Wednesday, August 31, 2011

Training shepherds for children

posted by Miriam


Tonton is lucky. He has a Sunday school to go to at Lusekele. Every week before church he gets to sing, and play and listen to Bible stories with 15 to 20 other kids. Although he sings in the little boys’ church choir, Sunday school is probably the first place he heard the stories of God’s love for him and the way people walk with God. It might be the most important chance he has to see beyond “church” to a real relationship with Jesus Christ.

With a national average of seven kids per family, anywhere you go in Congo there are a lot more kids and teenagers than adults. That goes for church too. In any congregation you would care to name, unless they have Sunday school before church and send the kids home afterwards, a large part of the congregation will be kids and teenagers.

Curiously, though, it’s the rare rural church that has any program for their kids, let alone their teenagers. Most churches ignore their kids, fully two-thirds of the population and the people who could be tomorrow’s church. They enjoy youth and kids’ choirs, but neglect loving discipleship of young people. That is why launching a viable Sunday school movement here in rural areas is so important. When I was asked to help with the second annual Sunday school teacher training seminar, I eagerly accepted the invitation.

Joseph Musa shared his experience with 20 participants in the workshop.

Effective Sunday school teachers teach from their own encounter with Christ and walk with God. If not, they are the blind leading the blind. So I was asked to give the challenge every morning to the participants to examine their Christian life, and see whether or not they were really following Jesus.

In a group-oriented society, many church members get baptized into the church as a rite of passage.

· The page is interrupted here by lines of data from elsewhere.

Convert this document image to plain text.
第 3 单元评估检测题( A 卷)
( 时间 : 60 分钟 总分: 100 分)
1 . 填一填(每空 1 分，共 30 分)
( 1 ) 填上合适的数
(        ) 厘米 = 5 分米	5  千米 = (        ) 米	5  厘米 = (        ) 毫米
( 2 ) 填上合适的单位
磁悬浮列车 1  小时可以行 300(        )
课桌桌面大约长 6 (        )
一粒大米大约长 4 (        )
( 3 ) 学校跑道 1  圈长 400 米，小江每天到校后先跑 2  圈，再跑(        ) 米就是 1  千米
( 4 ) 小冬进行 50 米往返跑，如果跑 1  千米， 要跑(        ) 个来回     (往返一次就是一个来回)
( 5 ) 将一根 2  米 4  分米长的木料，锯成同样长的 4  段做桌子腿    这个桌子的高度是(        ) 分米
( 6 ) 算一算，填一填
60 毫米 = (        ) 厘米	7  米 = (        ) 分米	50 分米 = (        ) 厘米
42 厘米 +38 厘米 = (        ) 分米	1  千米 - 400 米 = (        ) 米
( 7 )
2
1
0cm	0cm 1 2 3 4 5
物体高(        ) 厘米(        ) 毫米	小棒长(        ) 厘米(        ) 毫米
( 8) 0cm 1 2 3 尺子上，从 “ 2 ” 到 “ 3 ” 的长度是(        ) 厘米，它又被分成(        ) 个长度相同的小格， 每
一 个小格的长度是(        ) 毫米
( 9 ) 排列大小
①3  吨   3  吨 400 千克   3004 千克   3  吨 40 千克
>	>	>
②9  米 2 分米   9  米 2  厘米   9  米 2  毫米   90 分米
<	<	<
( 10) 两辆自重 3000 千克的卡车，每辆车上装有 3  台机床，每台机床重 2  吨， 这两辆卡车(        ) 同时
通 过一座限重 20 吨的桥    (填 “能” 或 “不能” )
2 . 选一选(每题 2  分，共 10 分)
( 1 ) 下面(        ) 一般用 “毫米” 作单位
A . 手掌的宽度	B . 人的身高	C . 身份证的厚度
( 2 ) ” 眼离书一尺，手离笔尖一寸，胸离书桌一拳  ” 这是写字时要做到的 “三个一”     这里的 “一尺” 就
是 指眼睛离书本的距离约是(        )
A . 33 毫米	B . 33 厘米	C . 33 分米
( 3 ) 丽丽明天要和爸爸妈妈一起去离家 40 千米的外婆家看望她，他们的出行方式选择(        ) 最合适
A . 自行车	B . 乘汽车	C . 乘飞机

They join “the club”. Others, in this animistic society, join to make God happy. If God is happy enough, he will help their projects succeed, assure that family members stay healthy and prosper their lives. It is works-religion measured by material results.


Being a mom and participating in the Sunday school workshop had its own special challenges.

But the real question is: Is God at the center of my life? Am I really “born again”? What does it mean? Am I living in the fullness of what Jesus offers to his followers, or am I settling for a minimum of justification before God? How can I live in Christ, in power? Do I know that I have a choice to walk “according to the flesh” or “according to the Spirit” every day? These are excellent questions for anyone who claims to be a Christian.

A rousing game of chickens and hawks wakes up any drowsy participants,

Whether you were a chicken or a hawk, everyone had a good time.

The training material had a fondness for abstract theology and complicated diagrams that often had little connection with the African Christian’s village experience. My job was not only to translate the words from French into Kituba, but to translate the ideas by examples that participants could relate to in their lives.

I was pleased to see that this year there was much less insistence on French as the medium of training and of Sunday school. It is appropriate for some groups of people, but the vast majority of rural Christians, and certainly the majority of rural children, only function well in local language. They can handle a song or two in French, but that’s about it.

The range of people participating was inspiring. Students, moms, school teachers, nurses, young and old.

Future teachers learned the importance of loving the children you work with, of walking through lesson material with them and not losing sight of making the Gospel clear. They learned how to develop a lesson from a Bible story, how to bring a child to Christ, and how to use songs, games, Bible verse memorization, etc. to reinforce lessons.

Twenty people participated in the training. Some participants who missed part of last year’s training repeated. And some people from new villages joined them. Lusekele’s Sunday school is conducted by young people who finish their schooling and leave, so we needed a new group of teachers and had 3 participants.

There is an urgent need for more people like this young man: people who can be a friend and a shepherd to children.

While I was happy to see a few people from additional churches, I was sad to see how few local congregations responded to the invitation to send people to become Sunday school teachers. A local women’s president told me later: “We intended to participate. I don’t know what happened that we never sent anyone.” Today my house worker said, “They came with the announcement to our church. I don’t know why the pastor didn’t do anything…” Other church events that week could have distracted churches and their pastors just when they should have been getting someone to send. The challenge is to move beyond distractions and bring the focus back to the children who continue to be abandoned in so many congregations.

Pray for this movement: that God would bring to all his churches in this area a real, compelling concern for their children and youths’ spiritual state and for the opportunities to pass on life’s real Good News.